10 de março de 2014 - 08:55

Malásia investiga 5 passageiros que fizeram check-in e não embarcaram

Autoridades da Malásia estão investigando o motivo de cinco passageiros terem feito check-in para o voo MH370 da Malasya Airlines, que está desaparecido há três dias, mas não terem embarcado no aeroporto de Kuala Lumpur (Malásia) na última sexta-feira (7). O voo tinha 239 pessoas a bordo, sendo 227 passageiros –sendo duas crianças– e 12 tripulantes.

Segundo reportagem do jornal “Wall Street Journal”, que cita fontes oficiais, os cinco passageiros passaram pelos controles individuais, mas não se apresentaram ao portão de embarque. As bagagens deles, que haviam sido embarcadas no avião, foram removidas antes da decolagem.

Hoje, após três dias sem notícias da aeronave que seguia para Pequim (China) e desapareceu após uma hora no ar, autoridades informaram que ampliaram a área de buscas pelo avião até o “mar chinês meridional”. As buscas seguem pela costa ocidental da Malásia e também em terra.

Passageiros

A maioria –153 pessoas– são cidadãos chineses, de acordo com a lista de passageiros publicada pela Malaysia Airlines. Entre eles estava um grupo de 19 artistas proeminentes, que voltavam para casa depois de uma exibição na capital da Malásia. Todos no grupo, liderado por Hou Bo, eram “muito famosos na China”, segundo o organizador da exibição Daniel Liau.

Alguns eram grandes artistas de caligrafia do país, acrescentou. Outros oito cidadãos chineses, bem como 12 malaios, eram empregados da multinacional americana de semicondutores Freescale. “Nossos pensamentos e orações estão com aqueles afetados por este trágico acontecimento”, disse em um comunicado o presidente da empresa Gregg Lowesaid.
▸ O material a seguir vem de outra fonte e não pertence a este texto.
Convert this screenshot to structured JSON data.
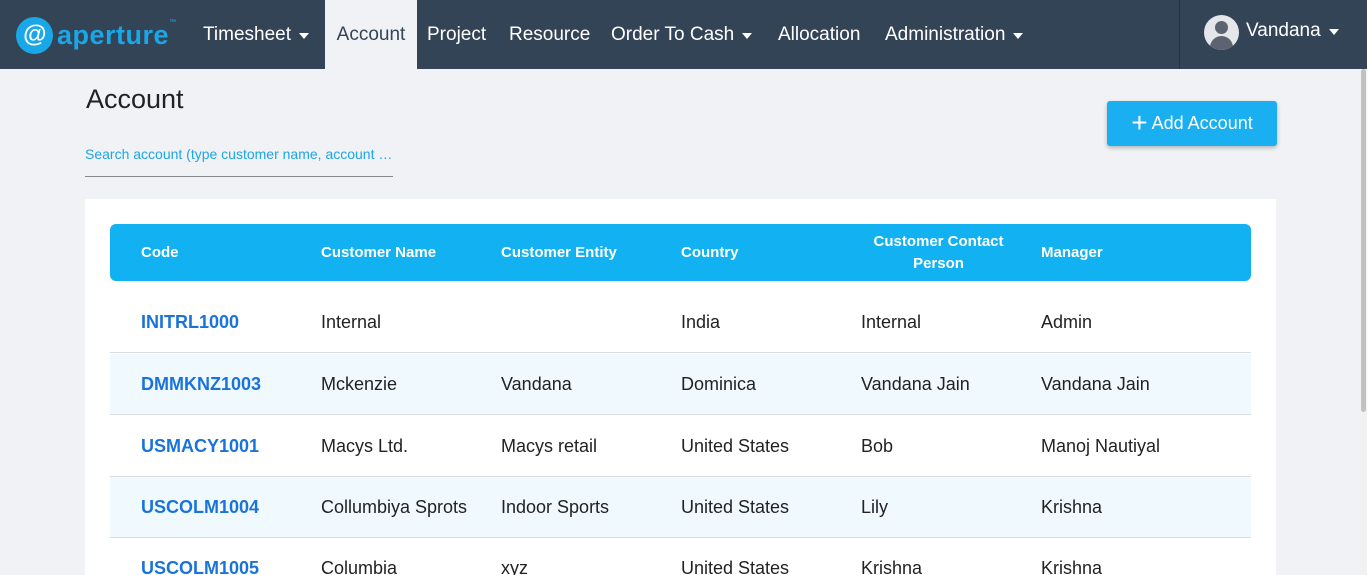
{
  "brand": {
    "logo_glyph": "@",
    "name": "aperture",
    "tm": "™",
    "color": "#1aa7e8"
  },
  "nav": {
    "items": [
      {
        "label": "Timesheet",
        "dropdown": true,
        "active": false
      },
      {
        "label": "Account",
        "dropdown": false,
        "active": true
      },
      {
        "label": "Project",
        "dropdown": false,
        "active": false
      },
      {
        "label": "Resource",
        "dropdown": false,
        "active": false
      },
      {
        "label": "Order To Cash",
        "dropdown": true,
        "active": false
      },
      {
        "label": "Allocation",
        "dropdown": false,
        "active": false
      },
      {
        "label": "Administration",
        "dropdown": true,
        "active": false
      }
    ],
    "user": {
      "name": "Vandana",
      "icon": "user-avatar-icon"
    }
  },
  "page": {
    "title": "Account",
    "search_placeholder": "Search account (type customer name, account …",
    "add_button": "Add Account",
    "add_icon": "plus-icon"
  },
  "table": {
    "headers": [
      "Code",
      "Customer Name",
      "Customer Entity",
      "Country",
      "Customer Contact Person",
      "Manager"
    ],
    "rows": [
      [
        "INITRL1000",
        "Internal",
        "",
        "India",
        "Internal",
        "Admin"
      ],
      [
        "DMMKNZ1003",
        "Mckenzie",
        "Vandana",
        "Dominica",
        "Vandana Jain",
        "Vandana Jain"
      ],
      [
        "USMACY1001",
        "Macys Ltd.",
        "Macys retail",
        "United States",
        "Bob",
        "Manoj Nautiyal"
      ],
      [
        "USCOLM1004",
        "Collumbiya Sprots",
        "Indoor Sports",
        "United States",
        "Lily",
        "Krishna"
      ],
      [
        "USCOLM1005",
        "Columbia",
        "xyz",
        "United States",
        "Krishna",
        "Krishna"
      ]
    ]
  },
  "colors": {
    "navbar": "#344457",
    "accent": "#12b2f2",
    "code_link": "#1a73d9",
    "row_alt": "#f0f9fe"
  }
}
O terceiro americano foi identificado como Philip Wood –um funcionário da IBM de 51 anos do Texas. “Eu sei que Philip está com Deus”, disse sua mãe Sandra Wood, segundo a imprensa americana. A pessoa mais velha a bordo tinha 79 anos.

O piloto que liderou a equipe de 12 membros era Zaharie Ahmad Shah, de 53 anos. Ele se juntou à companhia aérea em 1981 e tinha 18.365 horas de experiência de voo.

Mas as perguntas mais intrigantes permanecem sobre a verdadeira identidade de duas pessoas registradas como o austríaco Christian Kozel e o italiano Luigi Maraldi.

As chancelarias em Viena e Roma disseram que os dois não estavam de verdade no avião. Seus passaportes teriam sido roubados na Tailândia nos últimos anos.

Autoridades da Malásia disseram que agências internacionais de combate ao terrorismo de vários países juntaram-se à investigação e todos os ângulos estão sendo examinados.

Hipóteses

Apesar da falta de informações sobre o destino da aeronave, autoridades da Malásia e diretores da companhia aérea pediram para as famílias dos passageiros e tripulantes se “prepararem para o pior”.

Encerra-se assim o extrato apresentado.